Ved laughed, a rich, deep thing. “No. He became my bruvya when we almost killed each other. I knew from that moment that he was the only one I wanted to battle beside.”

“But you were from enemy clans. How did you reconcile that?”

“The moment I survived, Kravis’s clan became my clan.”

“So, Clan Cleave?” she asked.

He finished screwing something into the cylinder before he sat it aside.

“No, Isobel Nott. Once I earned my helmet, with Kravis at my side, I returned to my birth clan. I killed the qon and those loyal to him. I then challenged the qon of our clan in the same night—cleaving two great clans and rebuilding them into one.”

“Qon is a leader like…”

“Exxo says that the closest word you have to qon is king .”

Her lips parted in silent surprise. “You killed two kings in a single night and took their place? Are you telling me that you’re…”

“I am Ved Qon Cleave,” he stated simply, as if the information he’d just imparted was not extraordinary.

“Ved Qon Cleave,” she repeated. “The King of Cleave.”

He rumbled with satisfaction. “Vay, and Kravis was my general.”

“Was?”

His voice became grittier, deadlier. “Before I was pulled into the vector tear that brought me here, I saw his ship get attacked. He couldn’t have survived. ”

“Oh, Ved,” she murmured as her heart broke for him anew. “I’m so sorry. After everything…”

“It’s why I must repair my ship quickly. I have a blood vendetta to settle. I will kill every member of this Clan Rax. Blood for blood,” he growled. “An ocean of it for a drop.”

Isobel had never had an enemy—not like that.

Her mother, her sister-in-law, and her father hadn’t been killed by some adversary, yet she understood exactly how Ved felt.

If she had some entity to hold accountable for their deaths, she’d do the same.

Even without such a thing, she was often angry at the world and at God.

“I’ve experienced loss, too,” she murmured.

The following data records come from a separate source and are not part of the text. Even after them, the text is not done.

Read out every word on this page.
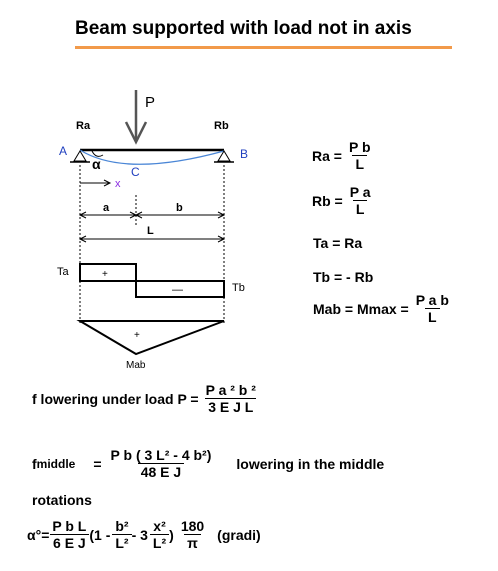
Beam supported with load not in axis
P
Ra	Rb
A	B
C
α
x
a	b
L
+
—
Ta
Tb
+
Mab
$Ra = \frac{\text{P b}}{L}$
$Rb = \frac{\text{P a}}{L}$
Ta = Ra
Tb = - Rb
Mab = $Mmax = \frac{\text{P a b}}{L}$
f lowering under load $P = \frac{\text{P a ² b ²}}{\text{3 E J L}}$
f middle = $\frac{\text{P b ( 3 L² - 4 b²)}}{\text{48 E J}}$ lowering in the middle
rotations
$\alpha^\circ= \frac{\text{P b L}}{\text{6 E J}} (1 - \frac{\text{b²}}{\text{L²}} - 3 \frac{\text{x²}}{\text{L²}}$ ) $\frac{180}{\pi}$ (gradi)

“Not in such a way, but when I was only four, my mother passed away from a bad fever. Hetty, my brother’s wife, died giving birth to my niece, Clara.

And just two years ago, my father died after falling ill and declining rapidly.

That loss was the hardest for me. He was a great man, and I loved him very much.

He allowed me certain liberties to be myself and was full of wisdom. ”

Isobel tried to imagine telling her father about Ved. Once he overcame his initial disbelief and shock, she thought he might have been just as curious as she was. And… “I think you would have liked my father. He was a skilled hunter and very clever.”

Ved tilted his head as he listened to her. He’d stopped working the moment she’d started speaking. “Your heartbeat changes when you speak of them,” he said after a long moment.

“You can hear my heartbeat?” It somehow seemed too vulnerable, too intimate, and she instinctively crossed her arms over her chest.

“And see it beating in your chest, if I want.”

“How often do you do that?” she managed. She was certain that if humans had such an ability, it would be considered impolite or improper to use it. If not downright scandalous and sinful.

“It pleases me,” was all he said.

She blew out a breath and willed herself not to blush at the thought. “There have been many revelations today, Ved Qon Cleave. I’m not sure I can take many more.”

He huffed. “You are telling untruths,” he said. “You are far too curious to be finished.”

It had only been a short time of getting to know each other, yet he knew her so well. But something nagged at her, a familiar fear. “My curiosity doesn’t bother you?”

“Why would it?” he retorted, moving on to another cylinder. “I’m as curious about you as you are about me, Isobel Nott.”

As they returned to their work, she couldn’t help but think that no one had ever said something quite so meaningful to her.